Before World War I, the monetary functions were performed by the so-called "gold standard" or simply by gold. Paper money was merely representing gold in everyday payments and could be easily exchanged for real gold (its amount was indicated on every paper monetary unit). That is why no problems with setting the currency rate could arise as rates were based on existing gold parity. The mechanism of gold points could work only when the gold was freely traded at a fixed price without any limits for exporting gold. This situation had been taking place in reality until WWI. Not surprisingly that "Golden Age" (1870-1914), which was characterized as the period of "highly unrestrained capitalism", was accompanied by fixed rates of currencies.
World War I triggered inflation which, in its turn, made it impossible to support currency exchange by gold. The "gold standard" collapsed. Though an attempt to revive the modified gold standard was made in the 1920s, the world economic crisis of 1929-1933 buried all hopes for this scheme. In 1931 Great Britain decided to stop "adjusting" its pound to gold. This started the period of devaluations, continuous corrections in currency parity, creation of import restrictions and provision of severe control over currencies.
Bretton Woods exchange system (created in 1944) was aimed at combining fixing features of the gold standard and flexible features of the system with floating currency rates. All party-countries agreed to set fixed official gold content for their national currencies and define the parity between currencies on the basis of the rates. However, the obligation to exchange paper money for gold was canceled, and the mechanism of gold points could not work. To solve this problem the party-countries of Bretton Woods agreement decided to protect currency rates from "getting out" of parity limits to the size of +/- 1%. The payment balances should be adjusted automatically through changing the revenue and prices, initially determined by changes in exchange reserves. The parity could be changed only in cases of "fundamental (i.e. terrific) economic misbalances".
The 1960s revealed weak points of this system under growing inflation. Inflation growth and local divergences in this growth inside each country turned into continuous parity adjustments. Though Bretton Woods is often used as an example of systems with fixed currency rates, more than 109 countries changed their national currency rates during the period from 1948 up to 1967. The average currency devaluation was 48.2%. About 48 countries made two or even more devaluations of their currencies.

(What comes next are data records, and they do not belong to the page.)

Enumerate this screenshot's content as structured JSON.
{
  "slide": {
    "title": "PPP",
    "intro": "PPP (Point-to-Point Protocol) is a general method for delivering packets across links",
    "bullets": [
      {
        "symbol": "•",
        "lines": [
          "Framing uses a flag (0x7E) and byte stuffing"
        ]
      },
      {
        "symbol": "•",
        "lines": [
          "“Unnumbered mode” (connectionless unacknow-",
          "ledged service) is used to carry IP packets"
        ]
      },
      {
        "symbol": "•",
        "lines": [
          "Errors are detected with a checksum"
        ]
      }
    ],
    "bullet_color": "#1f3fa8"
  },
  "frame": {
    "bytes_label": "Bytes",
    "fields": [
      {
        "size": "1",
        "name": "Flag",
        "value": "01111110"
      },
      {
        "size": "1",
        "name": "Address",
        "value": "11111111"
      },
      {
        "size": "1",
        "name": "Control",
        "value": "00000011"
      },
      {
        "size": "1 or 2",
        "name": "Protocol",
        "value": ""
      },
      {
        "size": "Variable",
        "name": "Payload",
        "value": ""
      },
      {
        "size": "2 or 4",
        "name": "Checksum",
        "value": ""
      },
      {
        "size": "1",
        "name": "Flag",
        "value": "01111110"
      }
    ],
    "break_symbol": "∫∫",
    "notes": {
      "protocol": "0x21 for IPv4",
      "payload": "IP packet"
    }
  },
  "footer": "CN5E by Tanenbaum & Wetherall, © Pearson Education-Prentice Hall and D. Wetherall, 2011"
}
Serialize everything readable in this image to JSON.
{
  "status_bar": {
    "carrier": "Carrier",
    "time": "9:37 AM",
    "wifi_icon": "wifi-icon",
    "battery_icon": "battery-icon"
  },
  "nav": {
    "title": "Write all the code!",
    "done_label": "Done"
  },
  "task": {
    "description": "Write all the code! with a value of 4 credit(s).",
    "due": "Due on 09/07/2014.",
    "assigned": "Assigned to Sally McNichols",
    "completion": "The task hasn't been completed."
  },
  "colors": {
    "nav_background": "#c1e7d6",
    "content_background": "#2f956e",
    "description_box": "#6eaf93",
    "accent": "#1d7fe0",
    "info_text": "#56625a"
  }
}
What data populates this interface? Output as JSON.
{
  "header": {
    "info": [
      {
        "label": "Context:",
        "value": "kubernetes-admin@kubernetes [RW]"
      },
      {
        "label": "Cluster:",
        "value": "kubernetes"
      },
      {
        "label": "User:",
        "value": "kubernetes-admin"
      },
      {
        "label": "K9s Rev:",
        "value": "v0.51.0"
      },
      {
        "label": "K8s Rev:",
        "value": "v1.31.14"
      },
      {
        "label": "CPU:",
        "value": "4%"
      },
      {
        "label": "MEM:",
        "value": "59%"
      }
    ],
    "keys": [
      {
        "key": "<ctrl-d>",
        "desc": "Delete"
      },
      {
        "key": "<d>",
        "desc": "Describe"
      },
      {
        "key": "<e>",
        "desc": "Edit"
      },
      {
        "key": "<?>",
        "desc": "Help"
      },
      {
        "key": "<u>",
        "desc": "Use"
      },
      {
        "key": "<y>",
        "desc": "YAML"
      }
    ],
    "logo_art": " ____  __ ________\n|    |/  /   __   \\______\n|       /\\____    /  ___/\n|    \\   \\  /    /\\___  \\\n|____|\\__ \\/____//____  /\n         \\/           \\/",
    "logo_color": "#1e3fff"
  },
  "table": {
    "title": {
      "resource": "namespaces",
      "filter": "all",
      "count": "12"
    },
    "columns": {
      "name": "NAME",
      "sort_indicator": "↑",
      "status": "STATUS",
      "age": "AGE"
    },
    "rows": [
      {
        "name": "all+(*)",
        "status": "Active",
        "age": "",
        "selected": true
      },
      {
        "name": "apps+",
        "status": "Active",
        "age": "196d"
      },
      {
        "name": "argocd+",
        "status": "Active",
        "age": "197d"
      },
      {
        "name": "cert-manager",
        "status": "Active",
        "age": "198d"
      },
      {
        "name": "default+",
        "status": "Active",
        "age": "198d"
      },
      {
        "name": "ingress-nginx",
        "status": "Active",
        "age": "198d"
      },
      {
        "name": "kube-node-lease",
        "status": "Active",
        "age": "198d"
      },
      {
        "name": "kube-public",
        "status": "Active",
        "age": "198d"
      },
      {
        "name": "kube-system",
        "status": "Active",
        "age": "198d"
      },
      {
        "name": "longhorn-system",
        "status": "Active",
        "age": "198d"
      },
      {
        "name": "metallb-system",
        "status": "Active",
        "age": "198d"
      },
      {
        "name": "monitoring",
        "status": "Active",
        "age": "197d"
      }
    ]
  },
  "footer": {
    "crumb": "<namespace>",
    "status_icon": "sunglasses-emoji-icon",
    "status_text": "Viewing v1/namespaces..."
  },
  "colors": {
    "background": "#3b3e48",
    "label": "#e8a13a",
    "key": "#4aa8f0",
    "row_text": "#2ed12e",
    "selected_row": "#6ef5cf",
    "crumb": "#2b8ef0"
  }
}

In the same 1960s, inflation whirlpool came to the USA. The market price for gold exceeded the fixed price, and the United States no longer could support this price artificially. On August 15, 1971, US President Nixon liquidated the existing correlation between gold and dollar with a single signature on the document: American currency lost its support. In December 1971 the dollar went through devaluation process (for the first time since World War II, but not for the last time as the history will show). Since March 1973 the system of floating currency rates has been predominating.
The new currency system, including usage of floating rates, was officially approved by agreements of Jamaica Conference.
This system found its representation in the Statue of IMF: no gold adjustments for the currencies should be made. For the same reason no longer any fixed currency correlations on the basis of gold parity could ever exist. In this way, the Jamaica exchange system substituted the Bretton Woods system in 1976.
Finally, the world inter-bank currency market got its modern shape (nowadays known as Foreign Exchange Operations, Forex for short), and since this market has become famous for its exclusive dynamics and liquidity. This is the only market working all day long - 24 straight. Fast money transfers, low transaction costs, and high liquidity make Forex one of the most attractive and affordable markets for investors in the whole world.